“I’m not eating that thing,” Peace cried. “It’s a monster—take it away.”
“It will be killed, sir, and cooked to your…”
“I don’t care! Take it away and bring me a steak.”
The waiter dropped the lobster back into the water and, mouthing silently as he did so, trundled the tank away in the direction of the kitchens. Peace made use of the extra time to study and be seen by the lunchtime customers and staff, but there were no visible flickers of recognition, no stirrings of his own memory, and he developed a gloomy certainty that he should have delayed his visit until the evening. The trouble was that, barring some kind of near-miracle, he would never be allowed inside the Blue Toad again.
When the steak came he ate it very slowly and, playing for time, became increasingly fastidious about every detail of the meal and the accompanying wines and liqueurs. The tactic had had an unfortunate side effect in that, somewhere around Peace’s third demand for a different flavour of toothpick, the m aitre de correctly divined what was going on and stationed waiters at every doorway. To Peace’s eyes these individuals seemed larger and more muscular than was strictly necessary for their calling. They gazed fixedly at him while the restaurant slowly emptied of customers, and inevitably there came the moment when he was alone with them in the large room. The floor waiter who had been serving him for the past two hours approached with an air of grim expectancy. He was carrying a tray of antique bakelite, in the centre of which was Peace’s bill.
The waiter bowed stiffly. “Will that be all, sir?”
“No.” Having given the only answer open to him, Peace tried to think of a suitable follow-up.
“No, that isn’t all. Not by a long chalk. By no means is that all.”

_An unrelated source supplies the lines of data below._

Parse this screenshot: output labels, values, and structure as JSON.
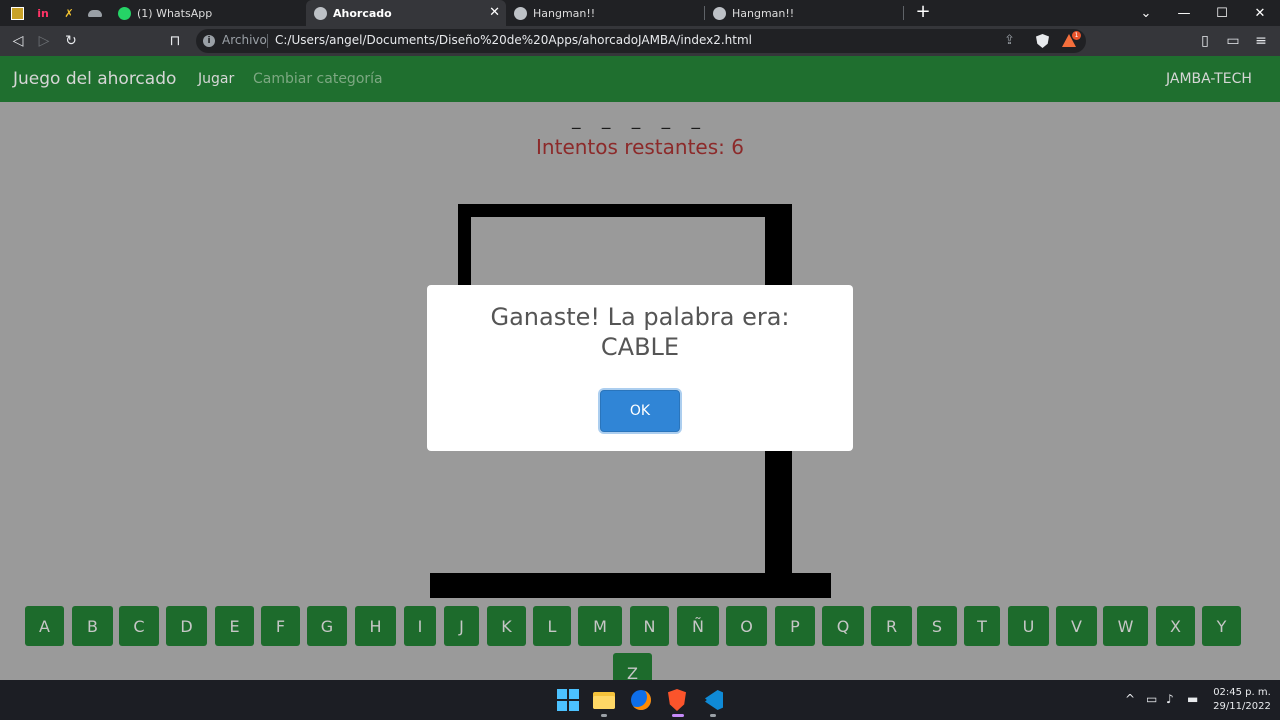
{
  "browser": {
    "tabs": [
      {
        "label": "(1) WhatsApp",
        "favicon": "whatsapp-icon"
      },
      {
        "label": "Ahorcado",
        "favicon": "globe-icon",
        "active": true
      },
      {
        "label": "Hangman!!",
        "favicon": "globe-icon"
      },
      {
        "label": "Hangman!!",
        "favicon": "globe-icon"
      }
    ],
    "scheme_label": "Archivo",
    "url": "C:/Users/angel/Documents/Diseño%20de%20Apps/ahorcadoJAMBA/index2.html",
    "rewards_badge": "1"
  },
  "navbar": {
    "brand": "Juego del ahorcado",
    "links": [
      "Jugar",
      "Cambiar categoría"
    ],
    "right": "JAMBA-TECH"
  },
  "game": {
    "word_blanks": "_ _ _ _ _",
    "attempts_label": "Intentos restantes: 6",
    "letters": [
      "A",
      "B",
      "C",
      "D",
      "E",
      "F",
      "G",
      "H",
      "I",
      "J",
      "K",
      "L",
      "M",
      "N",
      "Ñ",
      "O",
      "P",
      "Q",
      "R",
      "S",
      "T",
      "U",
      "V",
      "W",
      "X",
      "Y",
      "Z"
    ]
  },
  "modal": {
    "title_line1": "Ganaste! La palabra era:",
    "title_line2": "CABLE",
    "ok_label": "OK"
  },
  "taskbar": {
    "apps": [
      "windows-start-icon",
      "file-explorer-icon",
      "firefox-icon",
      "brave-icon",
      "vscode-icon"
    ],
    "time": "02:45 p. m.",
    "date": "29/11/2022"
  },
  "colors": {
    "navbar": "#1f6f2f",
    "key": "#1d6b2c",
    "attempts": "#8c2a2a",
    "ok_button": "#3085d6"
  }
}
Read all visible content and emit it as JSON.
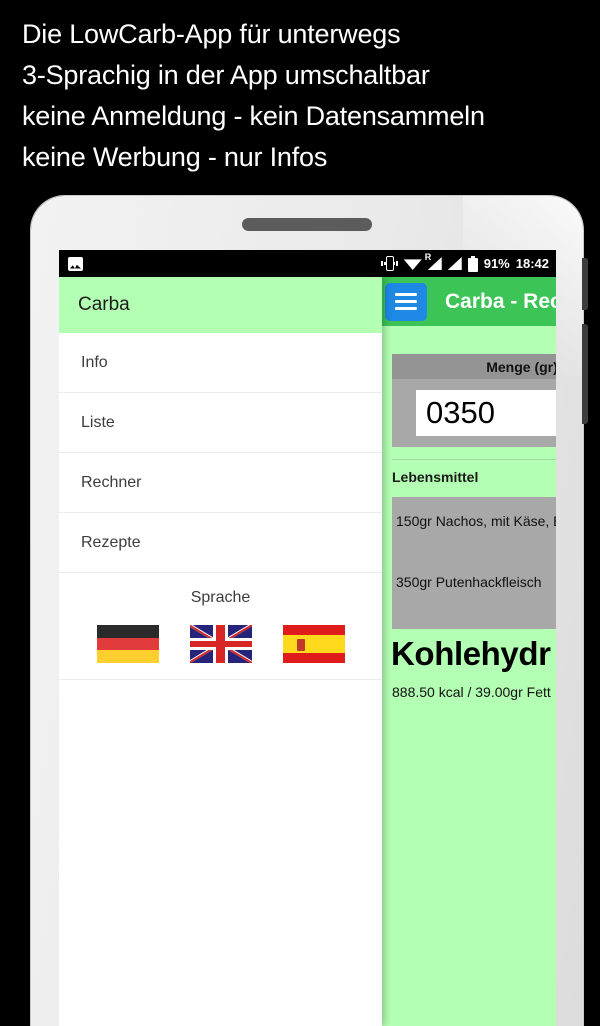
{
  "promo": {
    "lines": [
      "Die LowCarb-App für unterwegs",
      "3-Sprachig in der App umschaltbar",
      "keine Anmeldung - kein Datensammeln",
      "keine Werbung - nur Infos"
    ]
  },
  "statusbar": {
    "gallery_icon": "gallery-icon",
    "vibrate_icon": "vibrate-icon",
    "wifi_icon": "wifi-icon",
    "roaming_label": "R",
    "signal_icon": "signal-icon",
    "signal2_icon": "signal-icon",
    "battery_icon": "battery-icon",
    "battery_percent": "91%",
    "clock": "18:42"
  },
  "drawer": {
    "header_title": "Carba",
    "items": [
      {
        "label": "Info"
      },
      {
        "label": "Liste"
      },
      {
        "label": "Rechner"
      },
      {
        "label": "Rezepte"
      }
    ],
    "language": {
      "title": "Sprache",
      "flags": [
        {
          "name": "german-flag",
          "code": "de"
        },
        {
          "name": "uk-flag",
          "code": "en"
        },
        {
          "name": "spanish-flag",
          "code": "es"
        }
      ]
    }
  },
  "app": {
    "menu_icon": "hamburger-menu-icon",
    "title": "Carba - Rec",
    "amount_card": {
      "header": "Menge (gr)",
      "value": "0350"
    },
    "foods_label": "Lebensmittel",
    "foods": [
      {
        "label": "150gr Nachos, mit Käse, B"
      },
      {
        "label": "350gr Putenhackfleisch"
      }
    ],
    "result_title": "Kohlehydr",
    "result_sub": "888.50 kcal / 39.00gr Fett"
  },
  "colors": {
    "page_bg": "#000000",
    "drawer_header_green": "#b3ffb3",
    "app_toolbar_green": "#3cc556",
    "menu_button_blue": "#1e88e5",
    "card_gray": "#a8a8a8",
    "card_header_gray": "#949494"
  }
}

The waiter raised his eyebrows. “What does sir wish now?”
“Bring me…” Peace’s brow prickled as he strove for inspiration. “Bring me … the same again.”
“I regret that’s impossible, sir.” The waiter placed the bill in front of Peace and folded his arms.
Peace turned the slip of paper over, saw that he had just spent the best part of a year’s pay for a legionary, and experienced a chill sensation in his bowels. The feeling, while highly unpleasant, suggested a possible means of escape.
“Please,” he said, getting to his feet, “direct me to the toilets.”
The waiter sighed loudly and indicated a panelled door at the opposite side of the room. Peace sauntered to it and, although he did not look back, received the impression that the covey of outsize waiters was closing in behind him. He went through the door, slamming it shut in his wake, and found himself in a small ante-room whose sole occupant was a dispenser robot which had about twelve gleaming arms, each one ending in a roll of toilet paper.
“I trust you have enjoyed an excellent meal, sir,” the robot said in an obsequious drone. “My exhalation analyzers tell me you dined on steak, and to complete your enjoyment I suggest a pliant but not unassertive paper such as our Superexec triple-ply pulped Lebanese cedar with the outer coating of…”
“Shove it,” Peace snarled, brushing aside the roll of pink tissue which zoomed towards him on the end of a telescopic arm. He opened another door and ran through into the toilets proper.
There were cubicles on each side, and the opposite wall was spanned by a row of wash basins, above which was a single window. He started towards it eagerly, then saw that it was protected by massive bars which looked as though they had been designed to imprison angry gorillas.
Sensing that there was little time to spare, he dashed into the furthermost cubicle on the right hand side and locked the door. He removed his shoes and set them on the floor with their toes projecting a short distance under the door, and then—with an agility born of desperation—swarmed up the cubicle wall. He sprinted along the precarious stepping stones of the other partitions, not daring to think what would happen if he missed his footing, and dropped down into the cubicle nearest the toilet entrance. Its door was partly open and he crammed himself into the triangular hiding place behind it. A few seconds later multiple footfalls sounded outside, followed by an angry hammering on the cubicle door he had locked.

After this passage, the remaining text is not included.